The Energy Department’s Waste Isolation Pilot Plant in New Mexico received only 67 shipments of transuranic waste during the first five months of the year, compared to 125 during the same period in 2019.
The underground disposal site for defense-related TRU received 20 shipments in May. Thirteen came from the Idaho National Laboratory and seven from the Los Alamos National Laboratory in New Mexico.
Through the end of May, the Idaho National Laboratory sent a total of 39 shipments in 2020. Another 20 came from Los Alamos and eight from the Savannah River Site in South Carolina, according to figures available on WIPP’s public website.

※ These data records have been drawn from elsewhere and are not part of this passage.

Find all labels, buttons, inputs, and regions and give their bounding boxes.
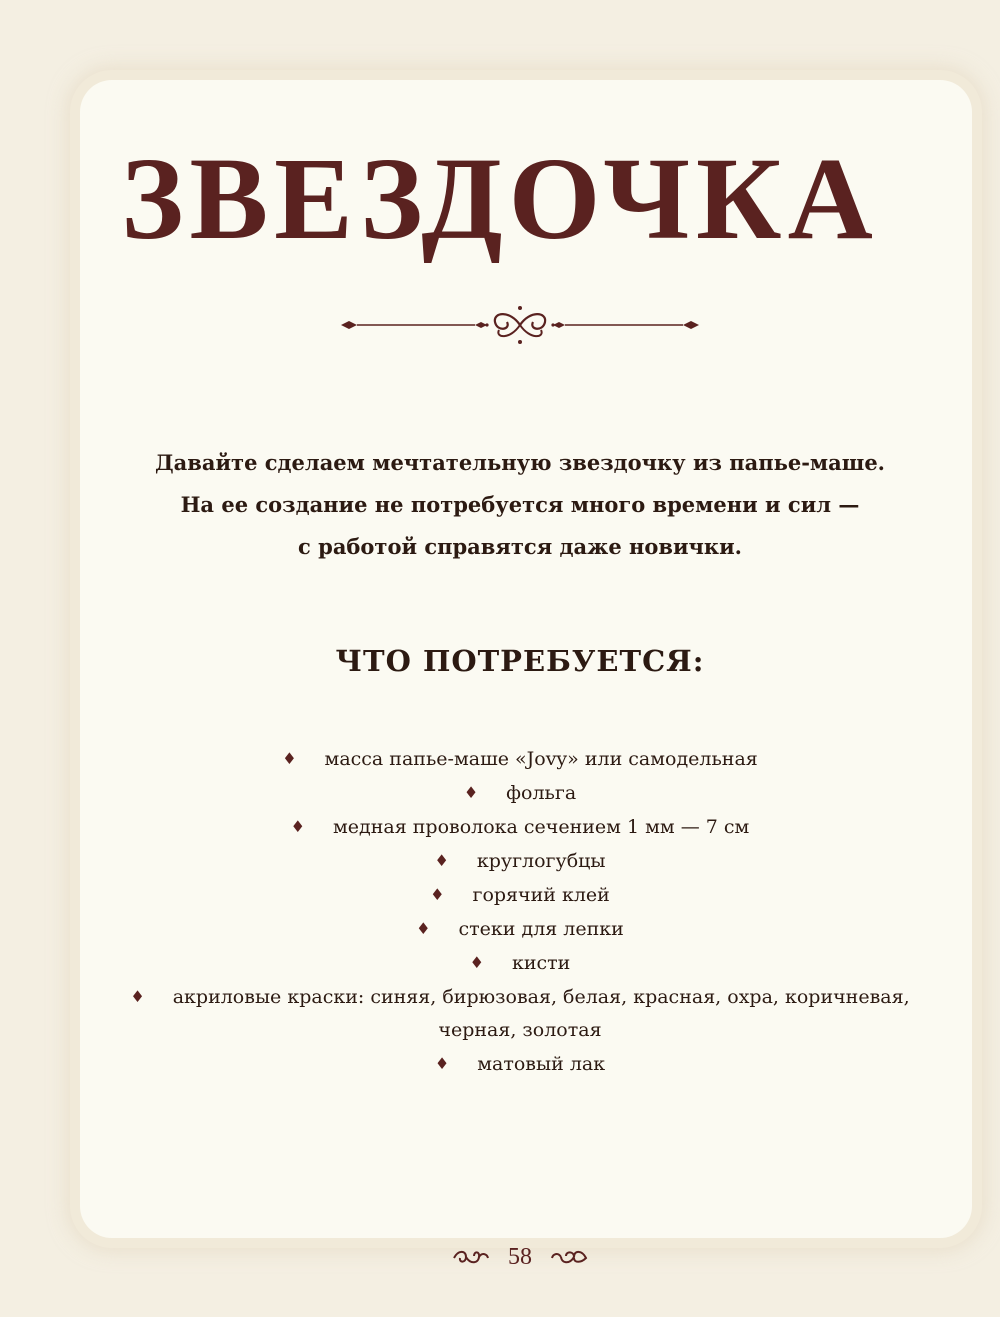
list-item [90, 742, 950, 776]
list-item [90, 844, 950, 878]
swirl-ornament-icon [550, 1246, 588, 1268]
diamond-bullet-icon: ♦ [434, 1054, 450, 1073]
diamond-bullet-icon: ♦ [290, 817, 306, 836]
swirl-ornament-icon [452, 1246, 490, 1268]
list-item [90, 878, 950, 912]
intro-line: Давайте сделаем мечтательную звездочку из папье-маше. [155, 450, 885, 475]
list-item-text: масса папье-маше «Jovy» или самодельная [324, 748, 758, 770]
diamond-bullet-icon: ♦ [416, 919, 431, 938]
list-item-text: горячий клей [472, 884, 610, 906]
intro-line: На ее создание не потребуется много времени и сил — [180, 492, 860, 517]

Dramatically reduced operations in March and April due to the COVID-19 pandemic, a longer-than-normal annual maintenance outage, and rough winter weather are contributing factors cited by DOE for this year’s slow pace.
Generally, around 1,000 federal and contractor employees are on-site at the disposal complex, but that dropped to less than 300 during April and May when staffing and operations were reduced in an effort to slow the spread of novel coronavirus 2019 within the workforce. During March and April, WIPP accepted no more than four or five shipments weekly. That is roughly half as many as it received during a good week of normal operations, according to DOE.
The disposal site entered Phase 1 of DOE’s remobilization this month. There is no set date for resumption of full operations, Sean Dunagan, president and project manager for WIPP contractor Nuclear Waste Partnership, said last week.